In the United States and much of the world, low oil prices used to brighten the economic horizon by giving households more money to spend on everything besides energy. Now, thanks to a cohort of American consumers traumatized by the Great Recession and job losses in the new oil patch, that once-unbreakable economic axiom has been bent dramatically.

There's a debate among economists about whether low oil prices are not the good thing they once were, and the verdict isn’t clear.

The price of oil, now hovering around $30 per barrel, is weighing on employment in the United States. It's also costing recession-bound Brazil, and weighing on state finances in Saudi Arabia. Lower fuel prices would juice spending by U.S. consumers, but they've been squirreling away cash or retiring debt in the wake of the worst economic downturn since the Great Depression.

Jan Hatzius, the chief U.S. economist at Goldman Sachs, has acknowledged the shift from other phases of low oil prices, and argues that the result is a wash, at least in the United States.

“The commodity price plunge is a problem for the oil exporters, but it is either neutral or positive for most advanced economies,” Hatzius wrote in a research note. “In the United States, the growth impact is probably around zero as the — admittedly sizable — negative effects on the energy-producing sector are roughly offset by the positive effects on the consumer.”

Most economists got it wrong last year. JPMorgan Chase estimated a 0.7 percentage point add to U.S. growth in 2015 thanks to lower oil prices; it ended up a 0.3 percentage point loss.

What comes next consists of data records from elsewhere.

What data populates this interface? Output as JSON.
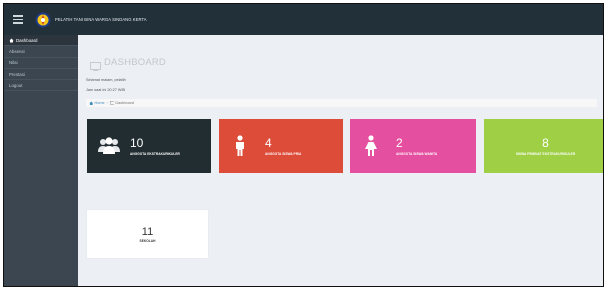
{
  "app": {
    "title": "PELATIH TANI BINA WARGA SINDANG KERTA"
  },
  "sidebar": {
    "items": [
      {
        "label": "Dashboard",
        "icon": "home-icon",
        "active": true
      },
      {
        "label": "Absensi",
        "icon": "",
        "active": false
      },
      {
        "label": "Nilai",
        "icon": "",
        "active": false
      },
      {
        "label": "Prestasi",
        "icon": "",
        "active": false
      },
      {
        "label": "Logout",
        "icon": "",
        "active": false
      }
    ]
  },
  "main": {
    "page_title": "DASHBOARD",
    "welcome": "Selamat malam, pelatih",
    "clock": "Jam saat ini 20:27 WIB",
    "breadcrumb": {
      "home": "Home",
      "current": "Dashboard"
    }
  },
  "stats": [
    {
      "value": "10",
      "label": "ANGGOTA EKSTRAKURIKULER",
      "color": "#222d32",
      "icon": "users-icon"
    },
    {
      "value": "4",
      "label": "ANGGOTA SISWA PRIA",
      "color": "#dd4b39",
      "icon": "male-icon"
    },
    {
      "value": "2",
      "label": "ANGGOTA SISWA WANITA",
      "color": "#e54fa0",
      "icon": "female-icon"
    },
    {
      "value": "8",
      "label": "SISWA PEMINAT EKSTRAKURIKULER",
      "color": "#9ecf45",
      "icon": ""
    },
    {
      "value": "11",
      "label": "SEKOLAH",
      "color": "#ffffff",
      "icon": ""
    }
  ],
  "colors": {
    "topbar": "#22303a",
    "sidebar": "#3b4650",
    "background": "#ecf0f5",
    "link": "#3c8dbc"
  }
}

And Goldman admits that capital expenditures for energy production — the hardware needed to get oil and gas out of the ground — subtracted 0.3 percentage points from the economic expansion in the United States last year.

The dramatic change in the United States, thanks to the shale fracking revolution, has been that it no longer simply wins on the side of the ledger in which consumers have more money to spend. It has also lost as layoffs among fracking companies, oil services firms, geology consultancies and other associated industries destroyed purchasing power.

The shale revolution gave American workers more in common with their Russian, Saudi, Brazilian and Venezuelan counterparts than ever before. Graves & Co., a Houston research firm, concluded in November that 250,000 people have lost jobs since 2014 thanks to lower prices. And more layoffs are likely, Graves concluded.

James Glassman, JPMorgan Chase’s chief economist for commercial banking, chalks up the U.S. dynamics to the savings-minded U.S. consumer.

The personal savings rate in the United States, after scraping 2 percent in 2008, has moved up steadily to near 6 percent in 2015, a trend that drew money out of the consumption-driven U.S. economy. It wasn’t all bad, since consumers needed to retire debt and save for tougher times.

Now that U.S. incomes are rising faster than still-low inflation, households will be readier to spend than they were in 2015, Glassman argues.

“Household energy bills have plunged by $150 billion annually and, because they are slow on the draw, saving has climbed by $150 billion,” Glassman wrote in a research note. “Nonetheless, consumers are pretty good at knowing what to do with a windfall like the drop in energy bills and that usually doesn’t mean letting it sit in savings accounts.”

For oil producing countries like Brazil and Venezuela, the picture is far grimmer. Facing recession and high budget deficits, they can’t rely on petroleum revenue as a cushion, or a way to climb back to growth.

“Ultimately, oil producing states in the region will have to resort to a mix of budget cuts and borrowing on international capital markets to address the impact of low crude prices,” Harold Trinkunas, director for foreign policy at the Latin America Initiative of the Brookings Institution, said.

Financial markets have hammered oil exporters like Russia by sucking money out of those countries relentlessly in a ringing vote of no confidence. Abdallah Salem El-Badri, the secretary-general of the oil cartel OPEC, warned this week that exporters can’t rely on markets to spring back the way they used to.

"They have to find another source of income," El-Badri said at a conference in Houston this week. "The situation has changed."